Halide sodalites: macroscopic and microscopic properties, and deviations from the average structure

Abstract

Sodalites of the general formula |Na8X2|[T1T2O4]6 with X = Cl-, Br-, I- have been synthesized for Al-Si, Ga-Si, Al-Ge and Ga-Ge as T1-T2 frameworks and were examined by various methods to clarify the interactions of the atoms, especially of the Na and X ions within the sodalite cages, and the relation of these interactions to the stability and thermal behavior of the compounds. The sodalites average structure between 18 K and its decomposition has been refined using temperature-dependent X-ray diffraction experiments. The phonon structure was approximated by modelling the volume thermal expansion with Debye and Einstein contributions to the internal energy. No direct relation between the respective Debye and Einstein temperatures, decomposition temperatures from thermal analyses and the phonon densities of states from force-field calculations was found. Applying a modified form of the Lindemann criterion, the twelve compounds could be divided into three groups, indicating a different interplay between phonon systems and temperature-dependent average structures. Atomic pair distribution functions (PDF) derived from synchrotron total scattering experiments allowed the refinement of anisotropic displacement parameters (ADP) for the oxygen and sodium atoms where three distinct forms of the Na ADPs for different compounds became apparent.
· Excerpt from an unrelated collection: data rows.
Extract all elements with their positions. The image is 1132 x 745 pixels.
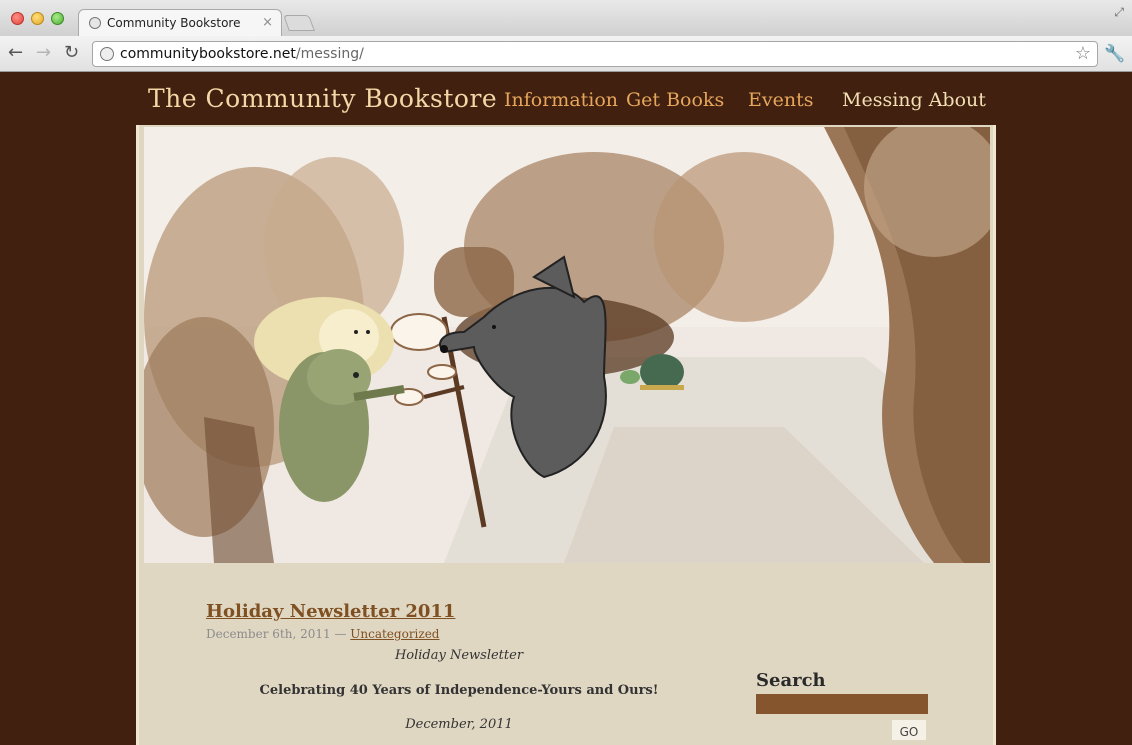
wrench-icon[interactable]: 🔧: [1104, 44, 1125, 64]
post-meta: December 6th, 2011 — Uncategorized: [206, 627, 440, 641]
new-tab-button[interactable]: [283, 15, 315, 31]
browser-tab-bar: Community Bookstore × ⤢: [0, 0, 1132, 37]
bookmark-star-icon[interactable]: ☆: [1075, 43, 1091, 64]
nav-get-books[interactable]: Get Books: [626, 89, 724, 111]
address-bar[interactable]: communitybookstore.net/messing/ ☆: [92, 41, 1098, 67]
post-date: December 6th, 2011: [206, 627, 331, 641]
nav-events[interactable]: Events: [748, 89, 813, 111]
globe-icon: [100, 47, 114, 61]
nav-messing-about[interactable]: Messing About: [842, 89, 986, 111]
post-line: December, 2011: [405, 717, 513, 732]
search-input[interactable]: [756, 694, 928, 714]
post-line: Celebrating 40 Years of Independence-You…: [259, 683, 659, 698]
fullscreen-icon[interactable]: ⤢: [1114, 5, 1124, 20]
zoom-window-button[interactable]: [51, 12, 64, 25]
minimize-window-button[interactable]: [31, 12, 44, 25]
reload-icon[interactable]: ↻: [64, 43, 79, 63]
post-line: Holiday Newsletter: [394, 648, 524, 663]
post-category-link[interactable]: Uncategorized: [350, 627, 439, 641]
tab-title: Community Bookstore: [107, 16, 241, 30]
banner-illustration: [144, 127, 990, 563]
nav-information[interactable]: Information: [504, 89, 618, 111]
search-go-button[interactable]: GO: [892, 720, 926, 740]
back-arrow-icon[interactable]: ←: [8, 43, 23, 63]
browser-toolbar: ← → ↻ communitybookstore.net/messing/ ☆ …: [0, 36, 1132, 72]
globe-icon: [89, 17, 101, 29]
browser-tab[interactable]: Community Bookstore ×: [78, 9, 282, 37]
site-title[interactable]: The Community Bookstore: [148, 84, 497, 113]
meta-separator: —: [330, 627, 351, 641]
url-text[interactable]: communitybookstore.net/messing/: [120, 46, 364, 62]
search-heading: Search: [756, 670, 826, 691]
close-tab-icon[interactable]: ×: [262, 15, 273, 30]
post-title[interactable]: Holiday Newsletter 2011: [206, 601, 455, 622]
forward-arrow-icon[interactable]: →: [36, 43, 51, 63]
close-window-button[interactable]: [11, 12, 24, 25]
The PDFs of compounds with non-spherical ADPs for sodium could be modelled with structures containing one or two partly occupied Na positions, giving a total of three models for the local structure of the twelve sodalites. For the three gallogermanate compounds, the models could be refined between 100 K and 300 K using PDFs from temperature-dependent total scattering experiments. The three groups of sodalites with a differently modelled local structure have an overlap with the ordering of the compounds into the three Lindemann groups, but they are not identical.